The word ‘Umbro’ is an acronym derived from Humphreys Brothers Clothing. Umbro’s major debut was in the 1934 FA Cup final, when both teams Manchester City and Portsmouth wore uniforms designed and manufactured by the company. Other teams supplied by Umbro during the 1930s and 1940s were Sheffield United and Preston North End, Manchester United, and Blackpool. In 1952, the British team at the Summer Olympics wore Umbro, tailored for the needs of their individual sports. Umbro would be a major supplier to the British Olympics team for the next 20 years.

In 1957 Umbro entered to tennis market, producing sports clothing in collaboration with player Teddy Tinling. This collaboration extended for three decades. After his death, it was also discovered that Tinling had worked as a spy for the British government during the Second World War. Other sportsman that collaborated with Umbro was Manchester United manager Matt Busby, in 1959. That same year the company started to sell its ‘junior boys kits,’ a set of shirt, shorts and socks that would allow young players to wear the same look as their footballing idols. Brazil became the first World Cup champion to wear uniforms by Umbro, in 1962. Two years later, Manchester United Scottish player Dennis Law signed an exclusive agreement with the brand, becoming the first footballer to be sponsored by Umbro. The English national team won its first title in 1966 wearing kits by Umbro, the same that 15 of the 16 teams, with the only exception being USSR.

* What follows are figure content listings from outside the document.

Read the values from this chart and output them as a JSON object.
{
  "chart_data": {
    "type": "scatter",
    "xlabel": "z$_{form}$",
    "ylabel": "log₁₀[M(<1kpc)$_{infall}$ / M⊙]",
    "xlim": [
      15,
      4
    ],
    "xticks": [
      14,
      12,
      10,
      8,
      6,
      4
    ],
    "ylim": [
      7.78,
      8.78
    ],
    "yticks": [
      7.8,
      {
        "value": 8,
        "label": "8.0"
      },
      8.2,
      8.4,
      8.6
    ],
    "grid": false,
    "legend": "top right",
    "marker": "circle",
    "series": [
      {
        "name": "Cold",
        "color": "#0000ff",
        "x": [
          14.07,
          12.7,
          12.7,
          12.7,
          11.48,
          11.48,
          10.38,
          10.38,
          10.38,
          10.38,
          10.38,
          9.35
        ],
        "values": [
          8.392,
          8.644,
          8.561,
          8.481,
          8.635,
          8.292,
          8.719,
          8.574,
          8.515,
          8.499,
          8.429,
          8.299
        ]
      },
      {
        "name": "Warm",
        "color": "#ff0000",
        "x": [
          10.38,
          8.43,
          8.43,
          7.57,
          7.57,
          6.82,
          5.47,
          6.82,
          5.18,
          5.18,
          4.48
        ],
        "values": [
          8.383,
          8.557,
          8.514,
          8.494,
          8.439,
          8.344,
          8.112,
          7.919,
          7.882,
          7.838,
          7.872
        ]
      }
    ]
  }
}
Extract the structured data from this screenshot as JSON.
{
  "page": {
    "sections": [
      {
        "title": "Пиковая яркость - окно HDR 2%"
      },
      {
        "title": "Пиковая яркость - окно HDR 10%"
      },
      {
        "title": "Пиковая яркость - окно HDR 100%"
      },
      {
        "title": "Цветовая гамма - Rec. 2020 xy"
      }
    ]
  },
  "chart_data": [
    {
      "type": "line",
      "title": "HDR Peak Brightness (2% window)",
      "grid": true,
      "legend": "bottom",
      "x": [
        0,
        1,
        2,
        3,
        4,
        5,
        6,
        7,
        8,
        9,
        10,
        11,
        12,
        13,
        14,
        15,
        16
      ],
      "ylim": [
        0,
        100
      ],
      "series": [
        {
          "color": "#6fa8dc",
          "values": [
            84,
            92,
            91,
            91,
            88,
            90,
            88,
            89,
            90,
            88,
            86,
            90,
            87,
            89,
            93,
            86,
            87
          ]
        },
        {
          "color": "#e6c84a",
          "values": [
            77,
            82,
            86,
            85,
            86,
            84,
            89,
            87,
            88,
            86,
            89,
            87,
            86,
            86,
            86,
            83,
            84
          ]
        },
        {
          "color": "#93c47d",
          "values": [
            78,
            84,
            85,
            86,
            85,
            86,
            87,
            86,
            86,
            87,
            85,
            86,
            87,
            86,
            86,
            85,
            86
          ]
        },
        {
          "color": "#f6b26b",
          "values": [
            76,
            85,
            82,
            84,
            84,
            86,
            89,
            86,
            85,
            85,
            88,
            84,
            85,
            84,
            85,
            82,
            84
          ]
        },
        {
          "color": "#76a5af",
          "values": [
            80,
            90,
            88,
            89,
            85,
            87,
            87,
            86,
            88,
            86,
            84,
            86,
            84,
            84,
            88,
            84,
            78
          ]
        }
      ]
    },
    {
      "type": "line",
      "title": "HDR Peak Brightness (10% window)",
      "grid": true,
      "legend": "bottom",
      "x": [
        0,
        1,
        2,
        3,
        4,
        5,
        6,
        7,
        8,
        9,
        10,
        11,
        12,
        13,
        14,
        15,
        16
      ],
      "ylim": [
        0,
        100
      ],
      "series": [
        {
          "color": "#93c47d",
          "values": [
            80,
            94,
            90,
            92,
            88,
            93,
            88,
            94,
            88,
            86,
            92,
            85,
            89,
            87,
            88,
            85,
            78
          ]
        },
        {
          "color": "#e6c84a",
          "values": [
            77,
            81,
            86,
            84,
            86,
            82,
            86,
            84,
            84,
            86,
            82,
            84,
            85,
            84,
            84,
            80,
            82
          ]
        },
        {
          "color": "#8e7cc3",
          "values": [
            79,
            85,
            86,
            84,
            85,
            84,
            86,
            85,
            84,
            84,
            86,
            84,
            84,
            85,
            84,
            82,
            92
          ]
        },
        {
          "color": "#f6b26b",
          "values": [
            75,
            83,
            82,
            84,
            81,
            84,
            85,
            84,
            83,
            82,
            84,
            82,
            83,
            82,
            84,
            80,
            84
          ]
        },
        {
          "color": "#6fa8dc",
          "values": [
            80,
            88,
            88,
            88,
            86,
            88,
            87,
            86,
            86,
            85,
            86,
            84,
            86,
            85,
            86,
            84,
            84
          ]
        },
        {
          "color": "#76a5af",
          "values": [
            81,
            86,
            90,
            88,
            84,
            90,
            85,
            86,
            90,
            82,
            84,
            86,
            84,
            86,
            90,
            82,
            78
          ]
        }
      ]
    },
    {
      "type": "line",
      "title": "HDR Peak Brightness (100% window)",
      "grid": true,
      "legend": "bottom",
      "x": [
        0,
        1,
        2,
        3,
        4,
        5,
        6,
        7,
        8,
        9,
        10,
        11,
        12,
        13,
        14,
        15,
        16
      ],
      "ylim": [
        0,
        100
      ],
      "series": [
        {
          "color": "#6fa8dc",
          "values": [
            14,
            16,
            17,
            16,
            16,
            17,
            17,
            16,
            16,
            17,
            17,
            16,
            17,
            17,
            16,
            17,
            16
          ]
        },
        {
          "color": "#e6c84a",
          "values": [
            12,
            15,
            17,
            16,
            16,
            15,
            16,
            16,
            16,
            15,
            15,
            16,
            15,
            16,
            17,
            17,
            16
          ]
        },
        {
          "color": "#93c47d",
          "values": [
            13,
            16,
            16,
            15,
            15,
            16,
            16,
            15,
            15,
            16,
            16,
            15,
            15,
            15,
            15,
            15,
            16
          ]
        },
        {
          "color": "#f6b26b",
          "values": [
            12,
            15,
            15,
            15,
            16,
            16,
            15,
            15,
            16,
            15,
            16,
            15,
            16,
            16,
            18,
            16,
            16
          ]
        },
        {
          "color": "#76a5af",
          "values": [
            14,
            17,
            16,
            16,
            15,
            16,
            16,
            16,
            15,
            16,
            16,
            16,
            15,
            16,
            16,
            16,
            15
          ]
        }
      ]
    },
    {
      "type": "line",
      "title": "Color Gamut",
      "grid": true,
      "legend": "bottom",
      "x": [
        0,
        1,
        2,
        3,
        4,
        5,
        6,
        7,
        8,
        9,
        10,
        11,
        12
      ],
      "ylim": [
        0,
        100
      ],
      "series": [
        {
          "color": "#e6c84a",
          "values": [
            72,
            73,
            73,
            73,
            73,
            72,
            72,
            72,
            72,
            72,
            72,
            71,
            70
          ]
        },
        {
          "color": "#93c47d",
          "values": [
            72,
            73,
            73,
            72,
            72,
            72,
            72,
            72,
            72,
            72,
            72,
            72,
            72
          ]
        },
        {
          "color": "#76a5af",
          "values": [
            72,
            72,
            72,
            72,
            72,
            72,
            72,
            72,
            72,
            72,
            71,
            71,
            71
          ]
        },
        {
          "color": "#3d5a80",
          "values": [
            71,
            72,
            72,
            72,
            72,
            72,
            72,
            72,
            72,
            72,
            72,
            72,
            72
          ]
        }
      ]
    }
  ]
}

In 1974 Umbro’s founder, Harold Humphreys, passed away. His sons John and Stuart took over the running of the company. The England national team wore Umbro shirts by choice until 1974, until the Football Association, encouraged by the England manager Don Revie, sold the jersey manufacturing rights to Admiral. In 1982, the FA returned to Umbro as England jersey manufacturers and they have remained so ever since. For example, in 2009 Umbro produced the kit in collaboration with London tailor Charlie Allen. After more than a decade wearing Admiral kits, the England national team signed with Umbro again in 1984.

Until the mid-1980s, the company manufactured only sports clothing, in particular football jerseys, shorts, and socks, but had no footwear range. Eventually, in 1985 Umbro decided to introduce its first football cleats into the Brazilian market. This design, cheaper than the products of existing brands such as Adidas, proved popular and went into mass production internationally two years later. Umbro also manufactured a popular style of shorts that reached its peak in the late 1980s and early 1990s. They were made of nylon, had a drawstring waistband, and often came in bright colors. With the growth of youth football (soccer) leagues in the United States in the 1980s, many youths, teens, and young adults began wearing them as everyday clothing. Like football itself, they were equally popular among both genders. At the height of the fashion, other brands of football shorts, such as Adidas, Diadora, Hummel, Lotto, and Mitre, also became popular.